According to the present invention as described above, although a part or the entire of the body housing of the mobile terminal is made of conductive material, a discharge path is formed to efficiently discharge static electricity, so that it is possible to prevent a person from experiencing a bad effect or uncomfortable perception and to prevent the mobile terminal from malfunctioning, resulting from static electricity or electric shock due to a leakage current.

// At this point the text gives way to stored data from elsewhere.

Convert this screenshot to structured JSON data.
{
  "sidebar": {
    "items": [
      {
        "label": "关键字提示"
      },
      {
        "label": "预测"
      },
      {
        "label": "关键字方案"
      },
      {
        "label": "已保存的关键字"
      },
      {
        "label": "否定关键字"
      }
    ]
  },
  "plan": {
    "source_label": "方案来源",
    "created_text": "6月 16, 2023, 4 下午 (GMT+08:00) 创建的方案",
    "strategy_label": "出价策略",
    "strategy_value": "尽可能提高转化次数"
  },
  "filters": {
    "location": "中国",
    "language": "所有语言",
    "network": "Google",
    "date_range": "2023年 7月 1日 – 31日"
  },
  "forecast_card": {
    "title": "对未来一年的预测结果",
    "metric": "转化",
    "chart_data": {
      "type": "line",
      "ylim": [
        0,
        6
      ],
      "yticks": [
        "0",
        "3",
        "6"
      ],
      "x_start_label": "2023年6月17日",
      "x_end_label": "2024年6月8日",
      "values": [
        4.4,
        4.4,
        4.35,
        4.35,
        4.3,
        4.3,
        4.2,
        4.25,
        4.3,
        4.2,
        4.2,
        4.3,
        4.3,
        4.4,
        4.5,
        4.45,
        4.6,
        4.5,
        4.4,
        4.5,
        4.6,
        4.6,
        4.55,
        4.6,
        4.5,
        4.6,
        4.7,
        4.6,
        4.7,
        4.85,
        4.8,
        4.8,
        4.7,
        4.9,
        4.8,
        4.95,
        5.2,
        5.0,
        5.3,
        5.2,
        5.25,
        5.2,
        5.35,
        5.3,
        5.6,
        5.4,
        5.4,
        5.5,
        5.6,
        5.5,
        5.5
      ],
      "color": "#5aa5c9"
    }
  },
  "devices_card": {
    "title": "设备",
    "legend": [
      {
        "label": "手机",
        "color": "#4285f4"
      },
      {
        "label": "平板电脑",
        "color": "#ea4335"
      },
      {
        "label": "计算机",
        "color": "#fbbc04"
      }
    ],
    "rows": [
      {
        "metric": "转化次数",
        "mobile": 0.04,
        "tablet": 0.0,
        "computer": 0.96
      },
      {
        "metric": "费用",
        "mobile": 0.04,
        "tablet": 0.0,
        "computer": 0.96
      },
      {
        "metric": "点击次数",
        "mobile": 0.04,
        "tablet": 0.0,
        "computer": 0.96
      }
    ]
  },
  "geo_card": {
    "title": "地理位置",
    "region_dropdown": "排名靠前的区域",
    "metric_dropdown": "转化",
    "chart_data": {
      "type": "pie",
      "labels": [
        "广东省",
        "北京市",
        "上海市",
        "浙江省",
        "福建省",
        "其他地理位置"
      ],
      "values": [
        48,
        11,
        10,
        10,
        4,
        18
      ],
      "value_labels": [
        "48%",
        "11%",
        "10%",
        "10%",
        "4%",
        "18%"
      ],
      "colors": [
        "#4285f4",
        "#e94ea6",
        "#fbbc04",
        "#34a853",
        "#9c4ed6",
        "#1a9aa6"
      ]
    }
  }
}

While the present invention has been shown and described with reference to certain preferred embodiments thereof, it will be understood by those skilled in the art that various changes in form and details may be made therein without departing from the spirit and scope of the invention as defined by the appended claims. Accordingly, the scope of the invention is not to be limited by the above embodiments but by the claims and the equivalents thereof.

Claims

1. A static electricity and electric shock protection apparatus for a mobile terminal including a body housing, in which at least a part of the body housing is made of a conductive material, the apparatus comprising:

a grounding unit of a printed circuit board;

a virtual grounding pad formed on the printed circuit board; and

a diode bridge circuit connected between the grounding unit of the printed circuit board and the virtual grounding pad.

2. The apparatus as claimed in claim 1, further comprising an electromagnetic-wave absorber which is placed on the virtual grounding pad.

3. The apparatus as claimed in claim 1, wherein, when the mobile terminal is mounted on a charger, static electricity applied to the virtual grounding pad through the body housing of the mobile terminal is discharged to a ground for the charger through the diode bridge circuit and the grounding unit of a printed circuit board.

4. The apparatus as claimed in claim 2, wherein, when the mobile terminal is mounted on a charger, static electricity applied to the virtual grounding pad through the body housing of the mobile terminal is discharged to a ground for the charger through the diode bridge circuit and the grounding unit of a printed circuit board.

5. The apparatus as claimed in claim 1, wherein, in the state in which the mobile terminal is mounted on a charger, when a voltage caused by a leakage current exceeds a withstanding voltage of a diode contained in the diode bridge circuit, a discharge path is formed along the diode bridge circuit, the grounding unit of the printed circuit board, and a ground for the charger.

6. The apparatus as claimed in claim 2, wherein, in the state in which the mobile terminal is mounted on a charger, when a voltage caused by a leakage current exceeds a with standing voltage of a diode contained in the diode bridge circuit, a discharge path is formed along the diode bridge circuit, the grounding unit of the printed circuit board, and a ground for the charger.

7. The apparatus as claimed in claim 2, wherein the electromagnetic-wave absorber is attached to the printed circuit board such that the electromagnetic-wave absorber covers the virtual grounding pad.